Затем все опять сместилось. Не было ни переваривания, ни метоза, ни иных физиологических ассоциацияй. Странное ощущение явилось им на смену. Будто Телониус стал частью мыслительного процесса. Именно так – он был не мыслью, конечно же (хотя почему бы и нет?), но частью мысли, ее посылкой, природным основанием, феноменом. Мыслительный процесс скопировал ее, очистил от любых физических коннотаций, обратил в нечто, что даже энергией не назовешь, ибо мысль не содержит в себе ничего, что входит в знаменитый массово-энергетический эквивалент. Даже квадрат скорости света к ней неприменим, сама по себе мысль распространяется безо всякого света, и тем более его квадратов. Что стремительнее мысли? И не в том ли трагическая ошибка цивилизации – она пытается уловить мысль в тенета алфавита, свитка, глиняной таблички, а затем и вовсе вступает с мыслью в мучительное и заведомо проигрышное единоборство, дабы довлеть над мыслью, подчинить ее внешним обстоятельствам грубо материального мира.

И мысль длилась, длилась, длилась, выстраивая точную картину бытия-без-бытия. А Телониус стоял, прислонившись плечом к косяку двери, сложив руки на груди, и вслушивался в заполнявшие комнату звуки, понимая – что-то в них не так, но в чем причина? Понять он пока не мог, а потому разглядывал сидящую за роялем знакомую женщину и развалившегося в плетеном седалище мужчину, тот казался ему знакомым.

Первым его увидел мужчина. Немудрено, он сидел лицом к двери, тогда как женщина – ко входу спиной, и если заметила Телониуса, то лишь в зеркально-металлической полировке музыкального инструмента. Сидящий нисколько не удивился, приложил щепотку пальцев к виску в древнем приветствии, а затем тронул ими губы – мол, постарайтесь не мешать, ибо… Но предупреждение оказалось напрасным. Мешать Телониус не собирался, а женщина, все же ощутив его присутствие, играть не перестала, а повернула голову, чтобы он попал в поле зрения выпуклого глаза.

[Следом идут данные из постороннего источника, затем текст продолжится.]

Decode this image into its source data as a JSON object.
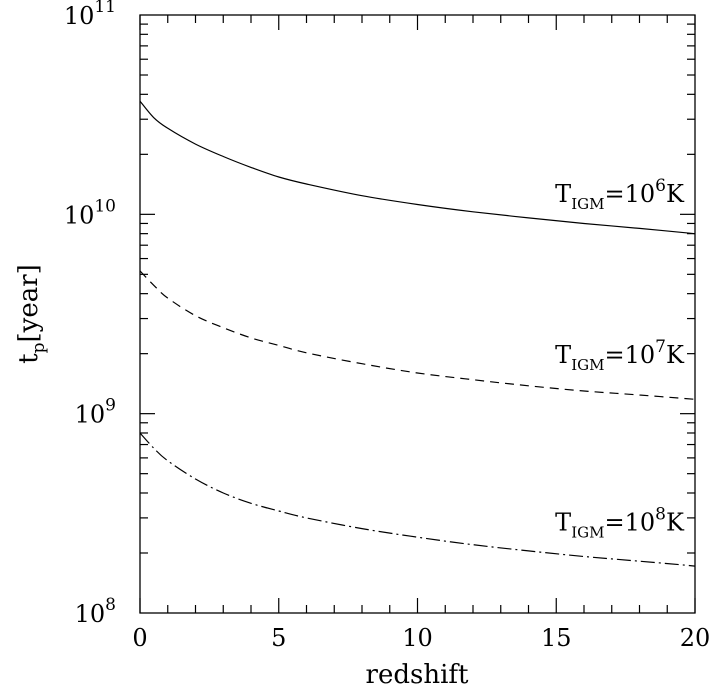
{
  "chart_data": {
    "type": "line",
    "title": "",
    "xlabel": "redshift",
    "ylabel": {
      "main": "t",
      "sub": "p",
      "rest": "[year]"
    },
    "xlim": [
      0,
      20
    ],
    "ylim": [
      100000000,
      100000000000
    ],
    "yscale": "log",
    "grid": false,
    "x_ticks": [
      {
        "value": 0,
        "label": "0"
      },
      {
        "value": 5,
        "label": "5"
      },
      {
        "value": 10,
        "label": "10"
      },
      {
        "value": 15,
        "label": "15"
      },
      {
        "value": 20,
        "label": "20"
      }
    ],
    "y_ticks": [
      {
        "value": 100000000,
        "base": "10",
        "exp": "8"
      },
      {
        "value": 1000000000,
        "base": "10",
        "exp": "9"
      },
      {
        "value": 10000000000,
        "base": "10",
        "exp": "10"
      },
      {
        "value": 100000000000,
        "base": "10",
        "exp": "11"
      }
    ],
    "series": [
      {
        "style": "solid",
        "label": {
          "pre": "T",
          "sub": "IGM",
          "mid": "=10",
          "sup": "6",
          "post": "K"
        },
        "label_anchor": {
          "x": 19.6,
          "y": 11500000000
        },
        "points": [
          [
            0,
            37000000000.0
          ],
          [
            0.5,
            30500000000.0
          ],
          [
            1,
            27000000000.0
          ],
          [
            2,
            22500000000.0
          ],
          [
            3,
            19500000000.0
          ],
          [
            4,
            17200000000.0
          ],
          [
            5,
            15400000000.0
          ],
          [
            6,
            14200000000.0
          ],
          [
            8,
            12400000000.0
          ],
          [
            10,
            11200000000.0
          ],
          [
            12,
            10300000000.0
          ],
          [
            14,
            9600000000.0
          ],
          [
            16,
            9000000000.0
          ],
          [
            18,
            8500000000.0
          ],
          [
            20,
            8000000000.0
          ]
        ]
      },
      {
        "style": "dashed",
        "label": {
          "pre": "T",
          "sub": "IGM",
          "mid": "=10",
          "sup": "7",
          "post": "K"
        },
        "label_anchor": {
          "x": 19.6,
          "y": 1800000000
        },
        "points": [
          [
            0,
            5200000000.0
          ],
          [
            0.5,
            4400000000.0
          ],
          [
            1,
            3800000000.0
          ],
          [
            2,
            3100000000.0
          ],
          [
            3,
            2700000000.0
          ],
          [
            4,
            2400000000.0
          ],
          [
            5,
            2200000000.0
          ],
          [
            6,
            2020000000.0
          ],
          [
            8,
            1780000000.0
          ],
          [
            10,
            1600000000.0
          ],
          [
            12,
            1480000000.0
          ],
          [
            14,
            1380000000.0
          ],
          [
            16,
            1300000000.0
          ],
          [
            18,
            1240000000.0
          ],
          [
            20,
            1180000000.0
          ]
        ]
      },
      {
        "style": "dashdot",
        "label": {
          "pre": "T",
          "sub": "IGM",
          "mid": "=10",
          "sup": "8",
          "post": "K"
        },
        "label_anchor": {
          "x": 19.6,
          "y": 260000000
        },
        "points": [
          [
            0,
            800000000.0
          ],
          [
            0.5,
            670000000.0
          ],
          [
            1,
            580000000.0
          ],
          [
            2,
            470000000.0
          ],
          [
            3,
            400000000.0
          ],
          [
            4,
            355000000.0
          ],
          [
            5,
            325000000.0
          ],
          [
            6,
            300000000.0
          ],
          [
            8,
            265000000.0
          ],
          [
            10,
            240000000.0
          ],
          [
            12,
            220000000.0
          ],
          [
            14,
            205000000.0
          ],
          [
            16,
            192000000.0
          ],
          [
            18,
            182000000.0
          ],
          [
            20,
            172000000.0
          ]
        ]
      }
    ]
  }
}
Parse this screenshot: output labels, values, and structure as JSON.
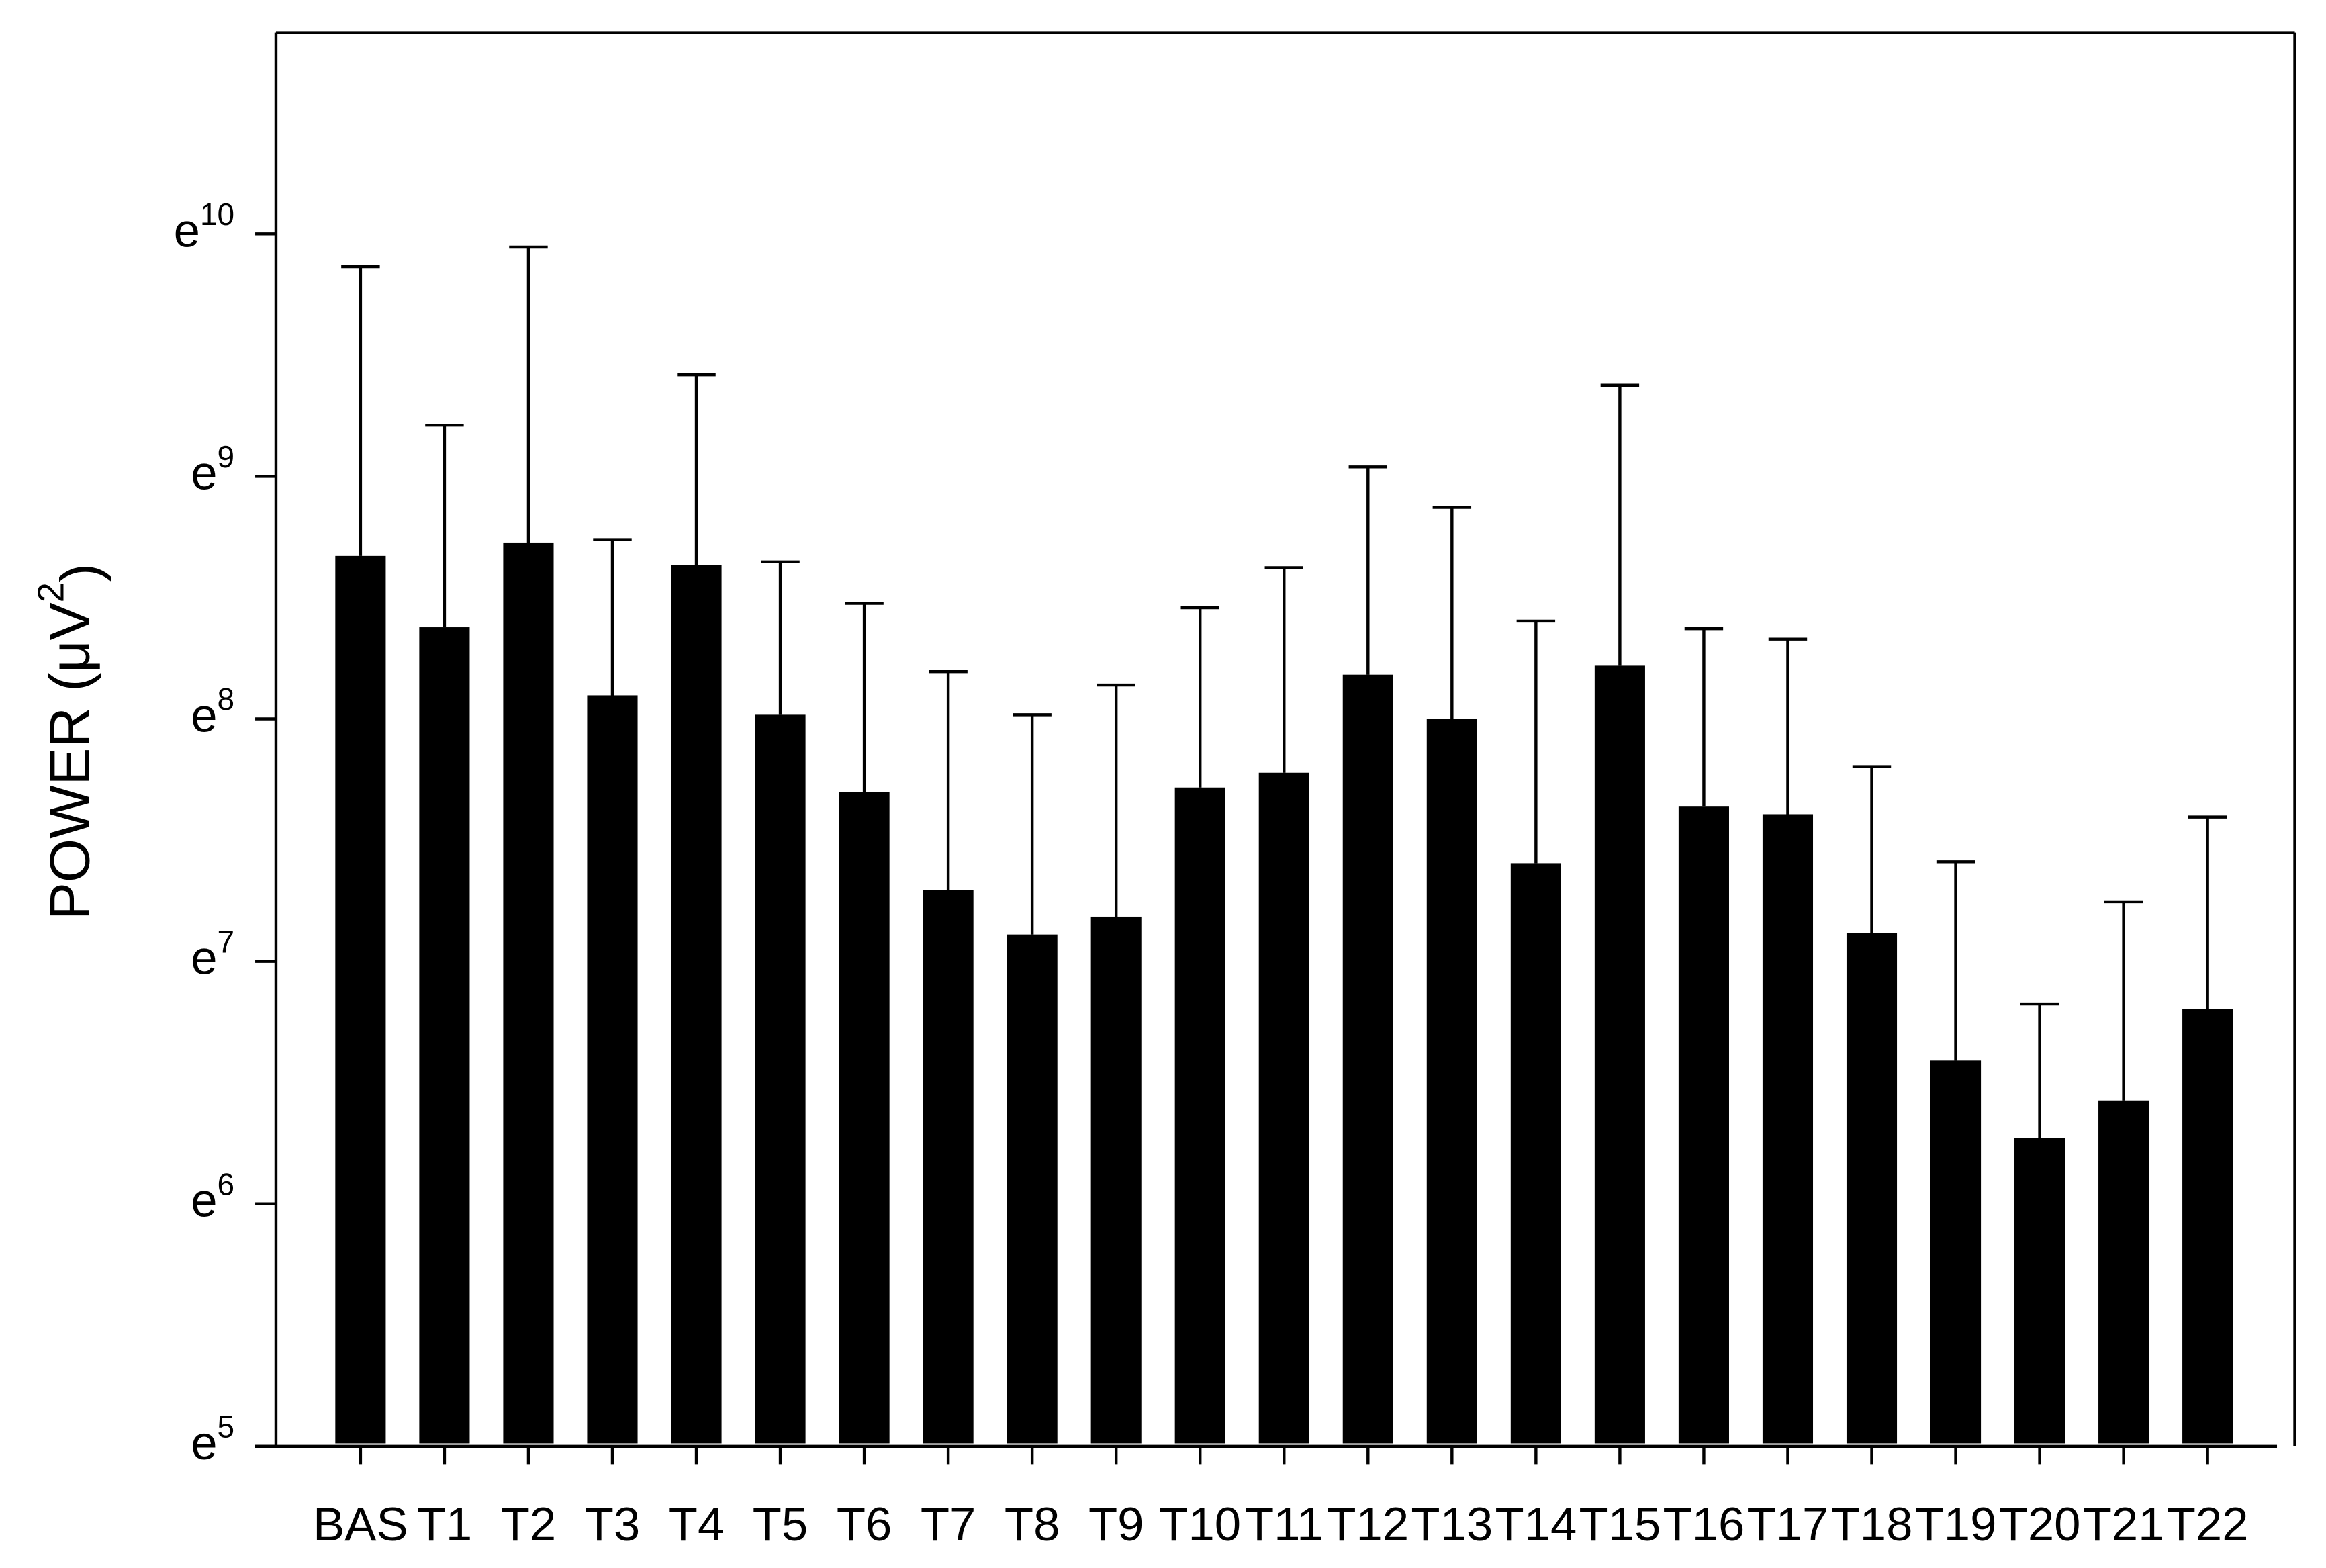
{
  "chart_data": {
    "type": "bar",
    "ylabel": "POWER (μV2)",
    "categories": [
      "BAS",
      "T1",
      "T2",
      "T3",
      "T4",
      "T5",
      "T6",
      "T7",
      "T8",
      "T9",
      "T10",
      "T11",
      "T12",
      "T13",
      "T14",
      "T15",
      "T16",
      "T17",
      "T18",
      "T19",
      "T20",
      "T21",
      "T22"
    ],
    "values": [
      5837,
      4350,
      6168,
      3285,
      5625,
      3032,
      2206,
      1473,
      1225,
      1319,
      2246,
      2387,
      3577,
      2978,
      1644,
      3711,
      2076,
      2012,
      1234,
      728.5,
      530,
      618,
      902
    ],
    "errors": [
      13408,
      5657,
      14689,
      2957,
      6692,
      2662,
      2594,
      2149,
      1807,
      2109,
      2468,
      3173,
      4848,
      4153,
      2817,
      8087,
      2249,
      2131,
      1214,
      925,
      390,
      784,
      1087
    ],
    "color": "#000000",
    "log_base": "e",
    "ylim": [
      148.41,
      50510
    ],
    "yticks": [
      {
        "value": 148.41,
        "label": "e5"
      },
      {
        "value": 403.43,
        "label": "e6"
      },
      {
        "value": 1096.63,
        "label": "e7"
      },
      {
        "value": 2980.96,
        "label": "e8"
      },
      {
        "value": 8103.08,
        "label": "e9"
      },
      {
        "value": 22026.47,
        "label": "e10"
      }
    ],
    "grid": false
  }
}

– Телониус! – только и произнесла она, а он сорвался с места, подбежал и взял за узкие плечи. Пасифия! Его Пасифия, мать, а стоящий на инструменте невообразимо древний аппарат наверняка был тем волнофоном, через который они общались все то время, что он пребывал на Венере. Он мельком отметил – волнофон работает, но включен на мертвый канал. Затем его пронзила догадка! Сама загадка, как оказывается, подспудно грызла его, – чего же не хватает музыке, извлекаемой Пасифией из клавиш, труб и рычагов инструмента. Да и сама Пасифия пододвинулась, освобождая место рядом с собой, и он умещается на клочке пространства, вытягивает руки, заносит пальцы над рычагами и клавишами.

Игра в четыре руки!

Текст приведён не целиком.